2. If the answer to Question 1 is yes, what conditions should be met for the exercise of discretion by the resolution authority of the parent institution with respect to allowing the parent institution to deduct an adjusted amount subject to the floor provided by the formula? In particular, how should the variables “r(i)”, “aRWA(i)”, “LP(i)”, and “OP(i)” in the formula in Article 72e(4) CRR be understood, given that they refer to formal terms and concepts that are defined by European law?

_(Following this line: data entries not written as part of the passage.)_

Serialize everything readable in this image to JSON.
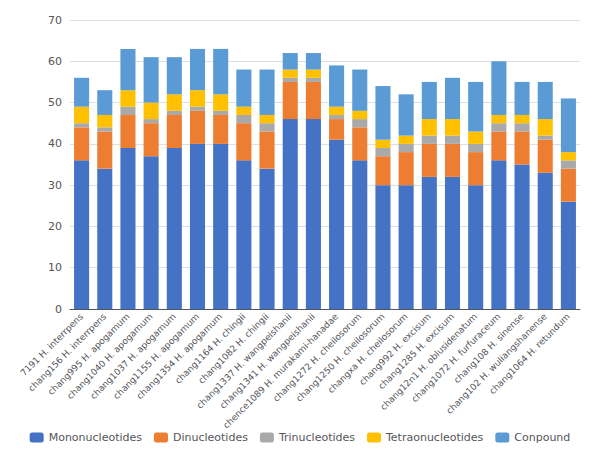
{
  "chart_data": {
    "type": "bar",
    "stacked": true,
    "categories": [
      "7191 H. interrpens",
      "chang156 H. interrpens",
      "chang995 H. apogamum",
      "chang1040 H. apogamum",
      "chang1037 H. apogamum",
      "chang1155 H. apogamum",
      "chang1354 H. apogamum",
      "chang1164 H. chingii",
      "chang1082 H. chingii",
      "chang1337 H. wangpeishanii",
      "chang1341 H. wangpeishanii",
      "chence1089 H. murakami-hanadae",
      "chang1272 H. cheilosorum",
      "chang1250 H. cheilosorum",
      "changxa H. cheilosorum",
      "chang992 H. excisum",
      "chang1285 H. excisum",
      "chang12n1 H. oblusidenatum",
      "chang1072 H. furfuraceum",
      "chang108 H. sinense",
      "chang102 H. wuliangshanense",
      "chang1064 H. retundum"
    ],
    "series": [
      {
        "name": "Mononucleotides",
        "color": "#4472c4",
        "values": [
          36,
          34,
          39,
          37,
          39,
          40,
          40,
          36,
          34,
          46,
          46,
          41,
          36,
          30,
          30,
          32,
          32,
          30,
          36,
          35,
          33,
          26
        ]
      },
      {
        "name": "Dinucleotides",
        "color": "#ed7d31",
        "values": [
          8,
          9,
          8,
          8,
          8,
          8,
          7,
          9,
          9,
          9,
          9,
          5,
          8,
          7,
          8,
          8,
          8,
          8,
          7,
          8,
          8,
          8
        ]
      },
      {
        "name": "Trinucleotides",
        "color": "#a9a9a9",
        "values": [
          1,
          1,
          2,
          1,
          1,
          1,
          1,
          2,
          2,
          1,
          1,
          1,
          2,
          2,
          2,
          2,
          2,
          2,
          2,
          2,
          1,
          2
        ]
      },
      {
        "name": "Tetraonucleotides",
        "color": "#ffc000",
        "values": [
          4,
          3,
          4,
          4,
          4,
          4,
          4,
          2,
          2,
          2,
          2,
          2,
          2,
          2,
          2,
          4,
          4,
          3,
          2,
          2,
          4,
          2
        ]
      },
      {
        "name": "Conpound",
        "color": "#5b9bd5",
        "values": [
          7,
          6,
          10,
          11,
          9,
          10,
          11,
          9,
          11,
          4,
          4,
          10,
          10,
          13,
          10,
          9,
          10,
          12,
          13,
          8,
          9,
          13
        ]
      }
    ],
    "ylim": [
      0,
      70
    ],
    "yticks": [
      0,
      10,
      20,
      30,
      40,
      50,
      60,
      70
    ],
    "grid": true,
    "legend": "bottom"
  }
}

Background on the question
Article 72e(4) CRR provides an exception to the general deduction regime applicable to all G-SII entities for the specific case of parent institutions of G-SII groups with multiple resolution entities (“MPE group”). However, the definition of “resolution entity” in Article 2 (83a) BRRD refers to a person established in the Union. While the definition of “resolution group” in Article 2 (83b) BRRD provides flexibility with respect to the possibility of including subsidiaries in third countries in any resolution group, it would not be possible to identify resolution groups with resolution entities established outside the EU in the resolution plans for banking groups with parent entities established in the Union. As a consequence, the adjustment to the deduction amount for the parent institution of an MPE group could only be applied with respect to intragroup holdings of own funds instruments and eligible liabilities issued by subsidiaries that are included in resolution groups, for which the resolution entity is established in the EU. This would contradict the spirit of the TLAC Term Sheet developed by the Financial Stability Board (FSB), which allows the identification of resolution entities in all FSB member jurisdictions that adhere to the FSB principles.
Paragraph (4) of Art. 72e CRR seems to not allow adjustments of the deduction amount with respect to intragroup holdings of TLAC eligible instruments that are issued by subsidiaries which are subsidiaries of resolution entities established outside the EU.